Caring responsibilities can prevent young carers from revelling in their childhood. However, one festival celebrates the dedicated contribution young carers provide in society. We learn more about the annual Scottish Young Carers Festival.
Being an unpaid carer is an important role within the home and for your loved one. Young carers across Scotland play a vital part in the support of family members, but it can come at a price.
Growing up is a rollercoaster of emotions, activities, socialising and education. For young carers, this is heightened with the responsibilities that many other young people may not experience in their daily lives.
From running errands, dispensing medication, attending doctor’s appointments and more, young carers are called to mature earlier.
“The work we do in partnership with young carers services estimate the reality to be closer to 100,000 young carers who have some caring responsibilities,” explains Paul Traynor, policy and external affairs manager at Carers Trust Scotland.

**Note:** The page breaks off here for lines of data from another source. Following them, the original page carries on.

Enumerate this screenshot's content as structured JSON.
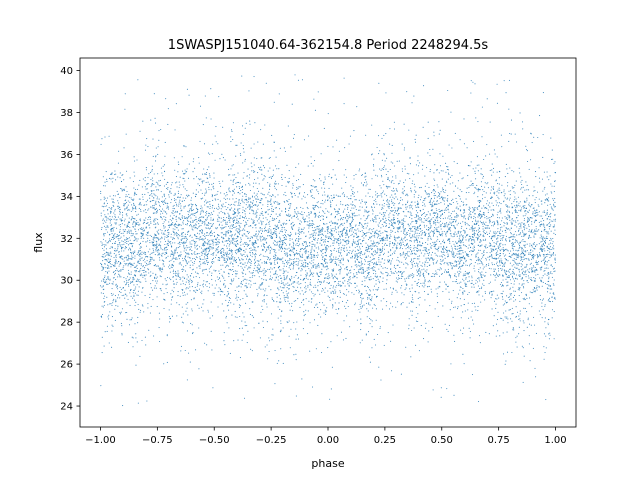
{
  "chart_data": {
    "type": "scatter",
    "title": "1SWASPJ151040.64-362154.8 Period 2248294.5s",
    "xlabel": "phase",
    "ylabel": "flux",
    "xlim": [
      -1.09,
      1.09
    ],
    "ylim": [
      23.0,
      40.6
    ],
    "xticks": [
      -1.0,
      -0.75,
      -0.5,
      -0.25,
      0.0,
      0.25,
      0.5,
      0.75,
      1.0
    ],
    "xtick_labels": [
      "−1.00",
      "−0.75",
      "−0.50",
      "−0.25",
      "0.00",
      "0.25",
      "0.50",
      "0.75",
      "1.00"
    ],
    "yticks": [
      24,
      26,
      28,
      30,
      32,
      34,
      36,
      38,
      40
    ],
    "ytick_labels": [
      "24",
      "26",
      "28",
      "30",
      "32",
      "34",
      "36",
      "38",
      "40"
    ],
    "grid": false,
    "legend": "none",
    "series": [
      {
        "color": "#1f77b4",
        "x": [
          -0.98,
          -0.9,
          -0.85,
          -0.78,
          -0.7,
          -0.62,
          -0.55,
          -0.47,
          -0.4,
          -0.32,
          -0.25,
          -0.18,
          -0.1,
          -0.02,
          0.02,
          0.1,
          0.18,
          0.25,
          0.32,
          0.4,
          0.47,
          0.55,
          0.62,
          0.7,
          0.78,
          0.85,
          0.9,
          0.98
        ],
        "y": [
          31.5,
          32.0,
          31.2,
          32.4,
          32.1,
          31.8,
          32.3,
          31.9,
          32.0,
          32.2,
          31.6,
          31.4,
          31.6,
          31.9,
          31.5,
          32.0,
          31.2,
          32.4,
          32.1,
          31.8,
          32.3,
          31.9,
          32.0,
          32.2,
          31.6,
          31.4,
          31.6,
          31.9
        ],
        "y_spread": [
          1.7,
          1.6,
          1.8,
          1.6,
          1.5,
          1.7,
          1.6,
          1.5,
          1.6,
          1.7,
          1.8,
          1.7,
          1.6,
          1.6,
          1.7,
          1.6,
          1.8,
          1.6,
          1.5,
          1.7,
          1.6,
          1.5,
          1.6,
          1.7,
          1.8,
          1.7,
          1.6,
          1.6
        ],
        "y_min": 23.7,
        "y_max": 39.8
      }
    ]
  }
}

“This is not necessarily always as the primary carer, they may be part of a network of unpaid carers in the home.
“Some young carers can feel like they’re on their own, and, you really do need to know where to go for support,” Paul continues.
However, with the Scottish Young Carers Festival, young carers can not only have respite, there is also an opportunity to influence future government policy.

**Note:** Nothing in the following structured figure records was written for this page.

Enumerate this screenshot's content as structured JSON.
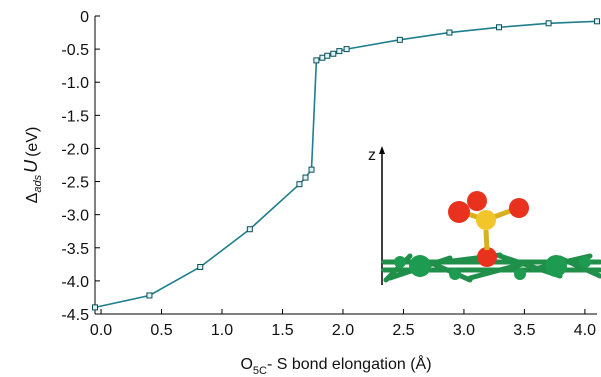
{
  "chart_data": {
    "type": "line",
    "title": "",
    "xlabel_main": "O",
    "xlabel_sub": "5C",
    "xlabel_rest": "- S bond elongation (Å)",
    "ylabel_delta": "Δ",
    "ylabel_sub": "ads",
    "ylabel_var": "U",
    "ylabel_unit": "(eV)",
    "xlim": [
      -0.05,
      4.1
    ],
    "ylim": [
      -4.5,
      0
    ],
    "xticks": [
      "0.0",
      "0.5",
      "1.0",
      "1.5",
      "2.0",
      "2.5",
      "3.0",
      "3.5",
      "4.0"
    ],
    "yticks": [
      "0",
      "-0.5",
      "-1.0",
      "-1.5",
      "-2.0",
      "-2.5",
      "-3.0",
      "-3.5",
      "-4.0",
      "-4.5"
    ],
    "xtick_values": [
      0.0,
      0.5,
      1.0,
      1.5,
      2.0,
      2.5,
      3.0,
      3.5,
      4.0
    ],
    "ytick_values": [
      0,
      -0.5,
      -1.0,
      -1.5,
      -2.0,
      -2.5,
      -3.0,
      -3.5,
      -4.0,
      -4.5
    ],
    "grid": false,
    "series": [
      {
        "color": "#1f7f8c",
        "marker": "square",
        "x": [
          -0.05,
          0.4,
          0.82,
          1.23,
          1.64,
          1.69,
          1.74,
          1.78,
          1.83,
          1.87,
          1.92,
          1.97,
          2.03,
          2.47,
          2.88,
          3.29,
          3.7,
          4.1
        ],
        "y": [
          -4.4,
          -4.22,
          -3.79,
          -3.22,
          -2.54,
          -2.44,
          -2.32,
          -0.67,
          -0.63,
          -0.6,
          -0.57,
          -0.53,
          -0.5,
          -0.36,
          -0.25,
          -0.17,
          -0.11,
          -0.08
        ]
      }
    ],
    "inset": {
      "axis_label": "z"
    }
  }
}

During the festival, young carers can get involved with relaxation on areas for wellbeing and mediation to circus skills, all the way to interacting with MSPs and getting involved with consultations: young carers are making a change.

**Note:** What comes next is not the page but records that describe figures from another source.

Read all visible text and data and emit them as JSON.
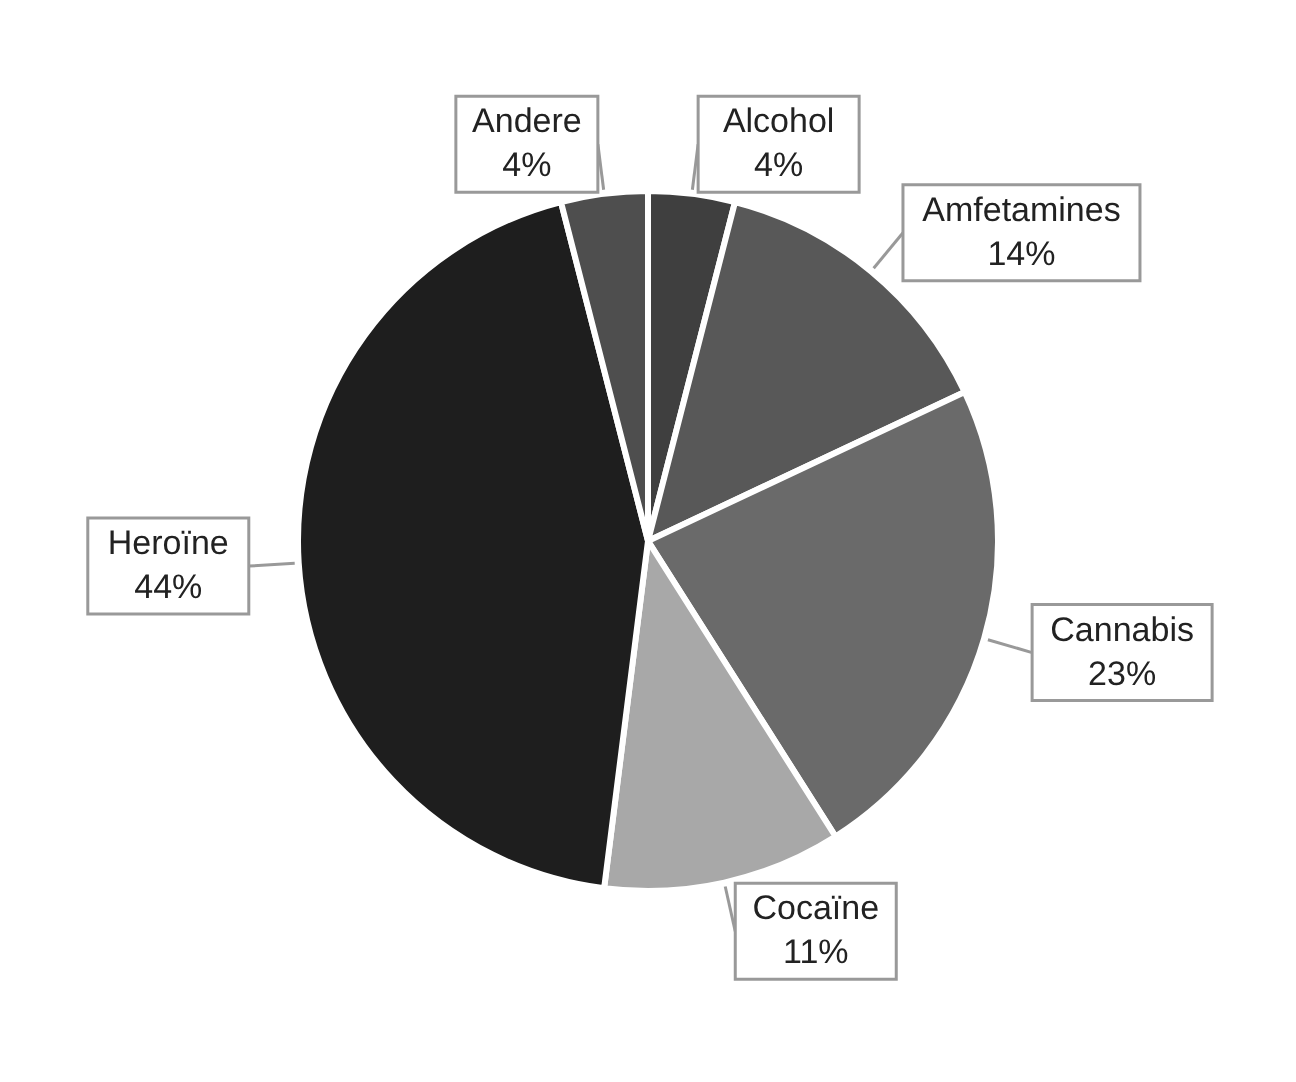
{
  "chart_data": {
    "type": "pie",
    "categories": [
      "Alcohol",
      "Amfetamines",
      "Cannabis",
      "Cocaïne",
      "Heroïne",
      "Andere"
    ],
    "values": [
      4,
      14,
      23,
      11,
      44,
      4
    ],
    "colors": [
      "#3f3f3f",
      "#585858",
      "#6a6a6a",
      "#a8a8a8",
      "#1e1e1e",
      "#4e4e4e"
    ],
    "value_labels": [
      "4%",
      "14%",
      "23%",
      "11%",
      "44%",
      "4%"
    ]
  }
}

Paul enthuses: “Within the consultation area, young carers can really feed into the research and decision making, which then helps us as a national organisation focus our efforts in influencing future policy.”
With MSPs including John Swinney and a recorded message from First Minister Nicola Sturgeon planned for the 400 young carers set to a end this year’s festival, change is imminent.
Alongside making a difference, young carers have the chance to relax from their responsibilities and come together with other young people with the same lived experience.
With many young people excited for the summer break, young carers can see their services and groups take a break over the summer time. That can leave the thousands of known young carers with nothing to look forward to until school commences.
The Scottish Young Carers Festival– now in its 12th year – changes this. Over three days, young carers can act like young people again and connect with their peers – who know what they’re going through. It is an invaluable tool for all young carers, and a chance to say thank you for their work.